俺は帝都銀行のロビーに併設されたカフェで、一人コーヒーを飲んでいた。


午後3時ちょうど。

ポケットの中で、偽装端末(銀行員用スマホ)が震えた。画面には『遠藤忠雄』の文字。

俺は小さく深呼吸をして、電話に出た。


「お世話になっております。霧島です」

『……ああ、霧島くん』


遠藤の声は、以前見せた余裕とは打って変わり、酷く低く、張り詰めていた。

彼は今頃、防犯カメラの映像から「霧島」が不動産屋にいるという事実と、デスクから『内偵ファイル』を発見したという報告を受けたはずだ。

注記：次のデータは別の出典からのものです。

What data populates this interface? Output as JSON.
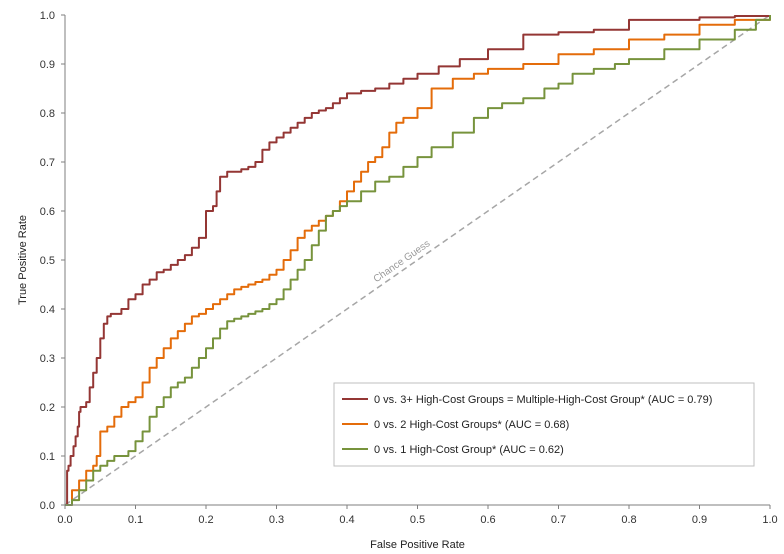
{
  "chart_data": {
    "type": "line",
    "title": "",
    "xlabel": "False Positive Rate",
    "ylabel": "True Positive Rate",
    "xlim": [
      0,
      1
    ],
    "ylim": [
      0,
      1
    ],
    "xticks": [
      "0.0",
      "0.1",
      "0.2",
      "0.3",
      "0.4",
      "0.5",
      "0.6",
      "0.7",
      "0.8",
      "0.9",
      "1.0"
    ],
    "yticks": [
      "0.0",
      "0.1",
      "0.2",
      "0.3",
      "0.4",
      "0.5",
      "0.6",
      "0.7",
      "0.8",
      "0.9",
      "1.0"
    ],
    "grid": false,
    "legend_position": "bottom-right",
    "annotation": "Chance Guess",
    "colors": {
      "reference": "#a6a6a6",
      "axis": "#7f7f7f"
    },
    "series": [
      {
        "name": "0 vs. 3+ High-Cost Groups = Multiple-High-Cost Group* (AUC = 0.79)",
        "color": "#943634",
        "x": [
          0,
          0.003,
          0.005,
          0.008,
          0.012,
          0.015,
          0.018,
          0.02,
          0.022,
          0.025,
          0.03,
          0.035,
          0.04,
          0.045,
          0.05,
          0.055,
          0.06,
          0.065,
          0.07,
          0.08,
          0.09,
          0.1,
          0.11,
          0.12,
          0.13,
          0.14,
          0.15,
          0.16,
          0.17,
          0.18,
          0.19,
          0.2,
          0.21,
          0.215,
          0.22,
          0.23,
          0.24,
          0.25,
          0.26,
          0.27,
          0.28,
          0.29,
          0.3,
          0.31,
          0.32,
          0.33,
          0.34,
          0.35,
          0.36,
          0.37,
          0.38,
          0.39,
          0.4,
          0.42,
          0.44,
          0.46,
          0.48,
          0.5,
          0.53,
          0.56,
          0.6,
          0.65,
          0.7,
          0.75,
          0.8,
          0.9,
          0.95,
          1.0
        ],
        "y": [
          0,
          0.07,
          0.08,
          0.1,
          0.12,
          0.14,
          0.16,
          0.19,
          0.2,
          0.2,
          0.21,
          0.24,
          0.27,
          0.3,
          0.34,
          0.37,
          0.385,
          0.39,
          0.39,
          0.4,
          0.42,
          0.43,
          0.45,
          0.46,
          0.475,
          0.48,
          0.49,
          0.5,
          0.51,
          0.525,
          0.545,
          0.6,
          0.61,
          0.64,
          0.67,
          0.68,
          0.68,
          0.685,
          0.69,
          0.7,
          0.725,
          0.74,
          0.75,
          0.76,
          0.77,
          0.78,
          0.79,
          0.8,
          0.805,
          0.81,
          0.82,
          0.83,
          0.84,
          0.845,
          0.85,
          0.86,
          0.87,
          0.88,
          0.895,
          0.91,
          0.93,
          0.96,
          0.965,
          0.97,
          0.99,
          0.995,
          0.998,
          1.0
        ]
      },
      {
        "name": "0 vs. 2 High-Cost Groups* (AUC = 0.68)",
        "color": "#e46c0a",
        "x": [
          0,
          0.01,
          0.02,
          0.03,
          0.04,
          0.045,
          0.05,
          0.06,
          0.07,
          0.08,
          0.09,
          0.1,
          0.11,
          0.12,
          0.13,
          0.14,
          0.15,
          0.16,
          0.17,
          0.18,
          0.19,
          0.2,
          0.21,
          0.22,
          0.23,
          0.24,
          0.25,
          0.26,
          0.27,
          0.28,
          0.29,
          0.3,
          0.31,
          0.32,
          0.33,
          0.34,
          0.35,
          0.36,
          0.37,
          0.38,
          0.39,
          0.4,
          0.41,
          0.42,
          0.43,
          0.44,
          0.45,
          0.46,
          0.47,
          0.48,
          0.5,
          0.52,
          0.55,
          0.58,
          0.6,
          0.65,
          0.7,
          0.75,
          0.8,
          0.85,
          0.9,
          0.95,
          1.0
        ],
        "y": [
          0,
          0.03,
          0.05,
          0.07,
          0.08,
          0.1,
          0.15,
          0.16,
          0.18,
          0.2,
          0.21,
          0.22,
          0.25,
          0.28,
          0.3,
          0.32,
          0.34,
          0.355,
          0.37,
          0.385,
          0.39,
          0.4,
          0.41,
          0.42,
          0.43,
          0.44,
          0.445,
          0.45,
          0.455,
          0.46,
          0.47,
          0.48,
          0.5,
          0.52,
          0.545,
          0.56,
          0.57,
          0.58,
          0.59,
          0.6,
          0.62,
          0.64,
          0.66,
          0.68,
          0.7,
          0.71,
          0.73,
          0.76,
          0.78,
          0.79,
          0.81,
          0.85,
          0.87,
          0.88,
          0.89,
          0.9,
          0.92,
          0.93,
          0.95,
          0.96,
          0.98,
          0.99,
          1.0
        ]
      },
      {
        "name": "0 vs. 1 High-Cost Group* (AUC = 0.62)",
        "color": "#77933c",
        "x": [
          0,
          0.01,
          0.02,
          0.03,
          0.04,
          0.05,
          0.06,
          0.07,
          0.08,
          0.09,
          0.1,
          0.11,
          0.12,
          0.13,
          0.14,
          0.15,
          0.16,
          0.17,
          0.18,
          0.19,
          0.2,
          0.21,
          0.22,
          0.23,
          0.24,
          0.25,
          0.26,
          0.27,
          0.28,
          0.29,
          0.3,
          0.31,
          0.32,
          0.33,
          0.34,
          0.35,
          0.36,
          0.37,
          0.38,
          0.39,
          0.4,
          0.42,
          0.44,
          0.46,
          0.48,
          0.5,
          0.52,
          0.55,
          0.58,
          0.6,
          0.62,
          0.65,
          0.68,
          0.7,
          0.72,
          0.75,
          0.78,
          0.8,
          0.85,
          0.9,
          0.95,
          0.98,
          1.0
        ],
        "y": [
          0,
          0.01,
          0.03,
          0.05,
          0.07,
          0.08,
          0.09,
          0.1,
          0.1,
          0.11,
          0.13,
          0.15,
          0.18,
          0.2,
          0.22,
          0.24,
          0.25,
          0.26,
          0.28,
          0.3,
          0.32,
          0.34,
          0.36,
          0.375,
          0.38,
          0.385,
          0.39,
          0.395,
          0.4,
          0.41,
          0.42,
          0.44,
          0.46,
          0.48,
          0.5,
          0.53,
          0.56,
          0.59,
          0.6,
          0.61,
          0.62,
          0.64,
          0.66,
          0.67,
          0.69,
          0.71,
          0.73,
          0.76,
          0.79,
          0.81,
          0.82,
          0.83,
          0.85,
          0.86,
          0.88,
          0.89,
          0.9,
          0.91,
          0.93,
          0.95,
          0.97,
          0.99,
          1.0
        ]
      }
    ]
  }
}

『君には、驚かされてばかりだよ。君の本当の所属は、帝都銀行の法人営業部じゃないね? 監査部か? それともどこかのエージェントか』


ビンゴだ。俺の用意した二重底マトリョーシカの罠に、遠藤は完璧に落ちた。

俺はわざと数秒間の沈黙を作り、周囲を警戒するような「間」を演出した。


「……遠藤部長。誰かに聞かれていますか?」

「ご推察の通りです。私は、当行の特別監査チームから、神崎コーポレーションの資金洗浄ルートの解明を命じられています。桐ヶ丘の不動産屋に潜り込んだのは、あなたの手駒である木村に近づくためでした」

俺は息を吐き出すように嘘を並べた。当然、能力の赤い靄など出ない。俺は今、完璧に「汚職を暴く潜入捜査官」になりきっている。


『なるほど。辻褄が合う。だが、君は大きなミスを犯したな。君が近藤麻美のデータを探っている証拠はこちらにある。君の身元を完全に潰すこともできるんだぞ』


「それはどうでしょうか」

俺は立ち上がり、カフェの窓から外を眺めた。

「近藤麻美のデータは、すでに私の手元にあります」


『……なんだと?』

電話の向こうで、遠藤が息を呑む気配がした。


「遠藤さん。私は銀行の犬として一生を終える気はありません。私に相応の額を提示していただけるなら、データはあなたに渡し、私は海外へ消えます。……5億円。暗号通貨で指定の口座へ」


遠藤の沈黙が続く。俺は今、彼に「裏切り者のスパイを買収する」という、極めて魅力的で現実的な選択肢を提示したのだ。


『……今夜22時。芝浦の第4倉庫で。お一人で来てください』

「ええ。妙な真似をすれば、データは特捜部に飛びますよ」


電話を切る。

全身にアドレナリンが駆け巡っていた。いよいよ今夜、遠藤忠雄を盤面から排除チェックメイトする。